Mobbing hat nichts mehr mit dem Aufbau von Netzwerken und einem Gemeinschaftsgefühl zu tun, sondern dient ausschließlich der Aufpolierung des mangelnden Selbstwertgefühls des Lästernden. Es entlarvt beim Mobbenden persönliche Schwächen wie Neid, Missgunst und Eifersucht. Dabei wird die soziale Isolation des Mobbingopfers und dessen psychische Folgen billigend in Kauf genommen.  

Mobbing ist oft das Mittel der Wahl von zutiefst frustrierten und unglücklichen Menschen, mit einem unzureichenden Selbstwertgefühl, um sich für einen Moment größer, stärker und machtvoll zu fühlen. Sie nutzen die Macht, andere Menschen fertigzumachen, um von ihren eigenen Unzulänglichkeiten abzulenken. Dieser Push des eigenen Selbstwerts, der durch die Herabsetzung eines anderen entsteht, hält jedoch nur kurz an, was dazu führt, dass die Attacken immer häufiger und immer massiver stattfinden. Genau dann ist es wichtig, sich scharf von dieser Mobbingattacke abzugrenzen!

Mobbing die rote Karte zeigen! So geht’s !

Viele Menschen fühlen sich gegenüber Mobbing machtlos und haben Schwierigkeiten, sich von lästernden und mobbenden Menschen abzugrenzen, oft aus der Angst, selbst Opfer zu werden. Hier sind nun sechs Maulkörbe, mit denen man Mobbing unterbinden kann:

Maulkorb 1: Charme-Offensive
Dem Lästernden was Nettes entgegensetzen. „Findest du? Ich finde den Kollegen XY sehr nett!“

Maulkorb 2: Rückfragen
Die Killerrückfrage schlechthin ist „Warum erzählst du mir das?“ – da Mobbing oft nur das Ziel hat, jemanden grundlos zu diffamieren, gibt es hierauf keine Antwort.

Maulkorb 3: Platzverweis
Die mobbenden Person mit dem Satz „Das solltest du vielleicht lieber mit der Person selbst besprechen“ stehen lassen.

Maulkorb 4: Parkuhrtipp!
Nichts antworten, nichts sagen, umdrehen und gehen.

Maulkorb 5: Solidarität
Das ist der wichtigste Maulkorb! Auch neutrale und unbeteiligte Personen, die von einem Mobbing wissen, sind an der Mobbing-Situation beteiligt. Sie müssen aktiv Stellung zu dem Mobbingopfer beziehen, denn Mobbing kann am schnellsten beendet werden, wenn es von der Mehrheit der unbeteiligten und neutralen Personen nicht mehr geduldet wird. Menschen, die gemobbt werden, sollten sich daher an die Neutralen und Unbeteiligten wenden und um Unterstützung bitten.
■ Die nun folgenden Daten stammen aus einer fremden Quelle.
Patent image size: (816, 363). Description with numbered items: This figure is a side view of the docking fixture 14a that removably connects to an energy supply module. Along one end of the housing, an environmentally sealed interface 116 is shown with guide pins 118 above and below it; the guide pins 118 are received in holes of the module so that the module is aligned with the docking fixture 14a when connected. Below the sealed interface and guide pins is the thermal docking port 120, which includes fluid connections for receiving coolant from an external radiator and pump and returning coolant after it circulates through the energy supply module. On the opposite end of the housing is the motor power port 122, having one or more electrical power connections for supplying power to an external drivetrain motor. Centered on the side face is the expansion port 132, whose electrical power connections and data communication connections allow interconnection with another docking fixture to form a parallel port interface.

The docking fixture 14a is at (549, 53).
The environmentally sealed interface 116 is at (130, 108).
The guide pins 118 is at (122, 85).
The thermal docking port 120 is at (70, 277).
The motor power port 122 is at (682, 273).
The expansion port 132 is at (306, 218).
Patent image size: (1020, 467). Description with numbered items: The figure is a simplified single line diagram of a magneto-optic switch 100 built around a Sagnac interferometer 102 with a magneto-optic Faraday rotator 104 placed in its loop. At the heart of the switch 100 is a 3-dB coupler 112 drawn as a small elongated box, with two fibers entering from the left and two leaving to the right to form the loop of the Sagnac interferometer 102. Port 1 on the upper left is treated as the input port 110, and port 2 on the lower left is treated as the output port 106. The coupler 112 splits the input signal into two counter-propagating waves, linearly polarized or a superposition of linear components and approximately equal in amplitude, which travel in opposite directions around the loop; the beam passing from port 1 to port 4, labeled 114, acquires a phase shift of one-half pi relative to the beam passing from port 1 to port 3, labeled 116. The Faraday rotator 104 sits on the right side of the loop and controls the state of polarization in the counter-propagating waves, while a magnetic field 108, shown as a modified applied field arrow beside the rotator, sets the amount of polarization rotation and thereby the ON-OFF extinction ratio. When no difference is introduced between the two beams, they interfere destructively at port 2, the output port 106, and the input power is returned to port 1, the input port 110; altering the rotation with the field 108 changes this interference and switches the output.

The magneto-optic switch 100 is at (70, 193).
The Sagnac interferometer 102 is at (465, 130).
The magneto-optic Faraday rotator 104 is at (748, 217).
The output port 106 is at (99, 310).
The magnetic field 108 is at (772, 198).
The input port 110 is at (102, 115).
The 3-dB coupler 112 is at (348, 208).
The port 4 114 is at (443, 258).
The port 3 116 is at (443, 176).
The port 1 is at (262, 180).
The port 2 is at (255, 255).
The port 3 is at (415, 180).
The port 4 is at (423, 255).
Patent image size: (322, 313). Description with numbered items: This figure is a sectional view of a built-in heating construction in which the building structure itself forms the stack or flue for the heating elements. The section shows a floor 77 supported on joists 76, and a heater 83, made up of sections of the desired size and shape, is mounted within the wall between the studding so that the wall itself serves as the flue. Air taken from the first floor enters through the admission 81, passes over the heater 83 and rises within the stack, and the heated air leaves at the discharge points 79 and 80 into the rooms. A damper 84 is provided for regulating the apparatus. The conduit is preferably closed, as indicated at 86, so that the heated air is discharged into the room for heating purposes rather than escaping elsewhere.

Maulkorb 6: Stellung beziehen
In Ergänzung zu Maulkorb 5 ist es wichtig, Stellung zu beziehen, und zwar im wahrsten Sinne des Wortes.  Es hilft dem Opfer, wenn man sich im Konflikt räumlich zu ihm stellt, oder sich z.B. in der Kantine dazu setzt. Gemeinsamkeit macht stark – und Mobbing hat dann keine Chance!

Es ist 9:30 Uhr – das Taxi holt mich im Sender ab, und bringt mich zum Bahnhof. Es geht zurück nach Köln. Zwei Aufzeichnungen von fünf Minuten sind abgedreht – zu wenig Zeit, um diesem spannenden Thema im Kontext mit Wertschätzung gerecht zu werden, aber hoffentlich genug Zeit, um Impulse zu geben, und eine Diskussion anzuregen. Es hat Spaß gemacht – gerne komme ich wieder!